Saturday, 15 October 2011

26. Nine Party Democracy

As Prof. Colin Copus argues in his excellent book Party Politics and Local Government, for better or for worse, political parties have come to dominate the landscape of local politics in the UK. Most of the time it is the national political parties that determine the processes, outcomes and (within legally defined limits) the structure of local decision making.  As a ruling group, parties, or a coalition of parties can decide the number, role and size of council committees and other associated bodies.

But what if we turn this on its head and instead design a system that explicitly determines the shape of local political parties?  I had this thought when reflecting on something Jean Jaques Rousseau said. Rousseau didn’t like political parties -  he thought that they interfered with a communities ability to identify the general will of the people.  This is what he says in the social contract (Book II, chapter 3):

If, when the people, being furnished with adequate information, held its deliberations, the citizens had no communication one with another, the grand total of the small differences would always give the general will, and the decision would always be good. But when factions arise, and partial associations are formed at the expense of the great association, the will of each of these associations becomes general in relation to its members, while it remains particular in relation to the State: it may then be said that there are no longer as many votes as there are men, but only as many as there are associations. The differences become less numerous and give a less general result. Lastly, when one of these associations is so great as to prevail over all the rest, the result is no longer a sum of small differences, but a single difference; in this case there is no longer a general will, and the opinion which prevails is purely particular.

It is therefore essential, if the general will is to be able to express itself, that there should be no partial society within the State, and that each citizen should think only his own thoughts: which was indeed the sublime and unique system established by the great Lycurgus. But if there are partial societies, it is best to have as many as possible and to prevent them from being unequal, as was done by Solon, Numa and Servius. These precautions are the only ones that can guarantee that the general will shall be always enlightened, and that the people shall in no way deceive itself.

The interesting point here is that, for Rousseau, if there are partial societies, e.g. parties, ‘it is best to have as many as possible and to prevent them from being unequal’.  OK, Rousseau is talking about all citizens rather than a representative assembly but it started me thinking about what a council decision making structure, designed around this principle might look like.  This is what I came up with.

The Nine Party System

The rules for this system are as follows:

First, every council will have exactly nine parties of equal size.  The size of these parties will be proportional to the size of the council but the number of councillors would need to be divisible by nine.  So, for example, a council with 64 councillors would have 63 under this system, seven councillors in each party.  The minimum size of a council would have to be 27 councillors for the system to work.
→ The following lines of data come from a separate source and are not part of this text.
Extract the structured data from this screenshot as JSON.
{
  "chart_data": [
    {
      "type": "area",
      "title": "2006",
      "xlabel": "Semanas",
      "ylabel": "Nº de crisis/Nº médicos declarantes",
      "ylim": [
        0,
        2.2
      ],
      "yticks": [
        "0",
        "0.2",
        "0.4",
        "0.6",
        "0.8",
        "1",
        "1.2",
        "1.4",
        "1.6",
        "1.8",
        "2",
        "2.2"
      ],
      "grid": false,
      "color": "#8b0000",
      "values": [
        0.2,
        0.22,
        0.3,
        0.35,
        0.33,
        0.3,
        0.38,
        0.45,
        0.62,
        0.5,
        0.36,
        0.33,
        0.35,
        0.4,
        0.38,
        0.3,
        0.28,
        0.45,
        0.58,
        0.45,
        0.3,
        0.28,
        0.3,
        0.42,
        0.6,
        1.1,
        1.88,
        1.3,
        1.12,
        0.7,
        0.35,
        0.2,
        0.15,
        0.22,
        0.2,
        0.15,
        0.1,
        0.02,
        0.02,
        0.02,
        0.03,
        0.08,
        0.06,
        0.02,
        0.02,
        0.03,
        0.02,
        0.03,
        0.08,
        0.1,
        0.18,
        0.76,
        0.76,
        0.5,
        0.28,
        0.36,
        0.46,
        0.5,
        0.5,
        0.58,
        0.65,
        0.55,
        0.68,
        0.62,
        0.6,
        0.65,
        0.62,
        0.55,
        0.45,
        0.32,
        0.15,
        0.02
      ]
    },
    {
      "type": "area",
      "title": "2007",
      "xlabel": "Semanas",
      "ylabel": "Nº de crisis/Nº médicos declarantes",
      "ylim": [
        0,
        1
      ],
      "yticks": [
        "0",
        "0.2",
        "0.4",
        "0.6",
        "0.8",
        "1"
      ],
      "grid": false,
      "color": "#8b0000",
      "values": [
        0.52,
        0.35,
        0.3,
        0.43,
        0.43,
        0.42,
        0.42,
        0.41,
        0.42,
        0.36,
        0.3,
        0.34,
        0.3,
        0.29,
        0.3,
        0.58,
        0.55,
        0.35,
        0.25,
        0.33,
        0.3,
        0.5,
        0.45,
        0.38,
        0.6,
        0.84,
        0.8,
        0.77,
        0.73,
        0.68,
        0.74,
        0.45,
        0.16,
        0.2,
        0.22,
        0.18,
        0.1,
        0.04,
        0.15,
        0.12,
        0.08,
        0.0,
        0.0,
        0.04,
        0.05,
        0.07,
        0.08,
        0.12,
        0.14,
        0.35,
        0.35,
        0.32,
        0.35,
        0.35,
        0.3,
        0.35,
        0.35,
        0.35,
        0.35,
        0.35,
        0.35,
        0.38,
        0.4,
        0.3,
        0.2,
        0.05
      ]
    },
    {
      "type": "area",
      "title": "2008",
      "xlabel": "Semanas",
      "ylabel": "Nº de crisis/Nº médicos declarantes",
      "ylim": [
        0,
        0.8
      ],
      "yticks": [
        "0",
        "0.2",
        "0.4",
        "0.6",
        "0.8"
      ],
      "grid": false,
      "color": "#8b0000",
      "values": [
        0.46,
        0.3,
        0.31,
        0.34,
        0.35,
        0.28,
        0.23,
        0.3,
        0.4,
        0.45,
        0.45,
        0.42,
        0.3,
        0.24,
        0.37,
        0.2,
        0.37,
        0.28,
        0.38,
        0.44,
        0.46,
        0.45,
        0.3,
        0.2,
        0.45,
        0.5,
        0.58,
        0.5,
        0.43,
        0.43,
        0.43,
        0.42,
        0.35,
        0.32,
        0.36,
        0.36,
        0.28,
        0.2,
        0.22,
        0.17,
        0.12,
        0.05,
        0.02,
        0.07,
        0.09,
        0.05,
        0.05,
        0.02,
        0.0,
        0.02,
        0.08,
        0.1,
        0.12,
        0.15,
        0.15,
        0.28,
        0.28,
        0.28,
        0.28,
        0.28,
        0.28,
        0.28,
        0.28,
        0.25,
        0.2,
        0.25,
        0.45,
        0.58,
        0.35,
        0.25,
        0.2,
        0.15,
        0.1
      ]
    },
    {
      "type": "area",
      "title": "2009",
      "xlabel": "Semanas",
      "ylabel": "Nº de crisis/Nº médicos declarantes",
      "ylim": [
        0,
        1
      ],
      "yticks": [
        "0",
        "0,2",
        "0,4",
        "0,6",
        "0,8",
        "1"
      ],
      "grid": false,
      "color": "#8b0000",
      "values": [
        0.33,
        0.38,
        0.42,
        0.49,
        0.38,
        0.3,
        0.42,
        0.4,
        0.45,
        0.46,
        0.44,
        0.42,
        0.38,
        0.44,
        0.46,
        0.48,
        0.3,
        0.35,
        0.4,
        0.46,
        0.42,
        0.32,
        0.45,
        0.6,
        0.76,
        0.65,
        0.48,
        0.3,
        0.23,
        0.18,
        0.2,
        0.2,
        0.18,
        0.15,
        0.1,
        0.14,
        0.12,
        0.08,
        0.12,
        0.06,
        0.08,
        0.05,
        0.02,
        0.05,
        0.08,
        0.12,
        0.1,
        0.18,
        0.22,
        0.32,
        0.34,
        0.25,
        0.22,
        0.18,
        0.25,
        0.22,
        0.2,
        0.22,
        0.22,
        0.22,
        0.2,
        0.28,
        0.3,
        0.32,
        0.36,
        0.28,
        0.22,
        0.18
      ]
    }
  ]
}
Second, elections would be for parties not individuals.  Voters would have a list of the available parties on their ballot papers and, depending on the preferred voting method would select one or more.  Of course information about the membership of each party would be made available.

Third, every committee of council, including the executive, would have nine members with one place allocated for each party who can nominate any of their members to that place.  Chairs and vice chairs would be decided by each individual body at their first meeting.  As places are for parties rather than people then if someone cannot attend, someone else from their party simply attends in their place.

Fourth, the requirements for forming and running a party will be established in law and carefully monitored.  Ideally funding should be provided and access to publicity regulated so that each party has a chance to operate on a level playing field.

Fifth, the number, type and functions of committees would be determined by the first full meeting of each council.  This meeting will also elect a chair.


Here are some of the benefits of this system, from a rousseauian perspective at any rate;
  • National political parties could not dominate.  They could stand as a single party in elections but, as they could only stand one party they could never have more than one ninth of the councillors;
  • Single parties could not dominate.  Every party in this system would have an equal chance to participate in decision making - there would be no more ruling groups;
  • A wider variety of opinions would be represented, more space would be created for local concerns to be raised;
  • It would be much easier for organised groups of citizens to access the decision making process by forming a party
  • Politics would be more fluid as it would be much easier for parties to form and dissolve. 
Why Nine?

Actually nine may be something of an arbitrary number.  Seven or even eleven might do as well.  There doesn't seem to be an optimum size for a council committee although for any group five seems to be the minimum worthwhile size and as groups get larger the law of diminishing returns probably kicks in.   An odd number seems helpful simply as it avoids needing the chair to have a casting vote on split decisions. 



Steve Milton said...

So extreme parties would have equal representation even though no one votes for them. Am I missing the point? I like the Swiss model where the executive has to accommodate the top three or four parties with seats in proportion to share of vote. They also rotate the leadership each year - which removes the excessive influence of the PM. Enjoy reading this blog Dave, really interesting stuff. Thank you.

Dave Mckenna said...

I would expect the mass parties we know at the moment to splinter into many smaller ones thus filling many niches in the 'mainstream' and plenty of competiton for the more extreme parties. I guess Rousseau would say that the less factionalised an assembly the more we will see the general will come through - that's the theory anyway!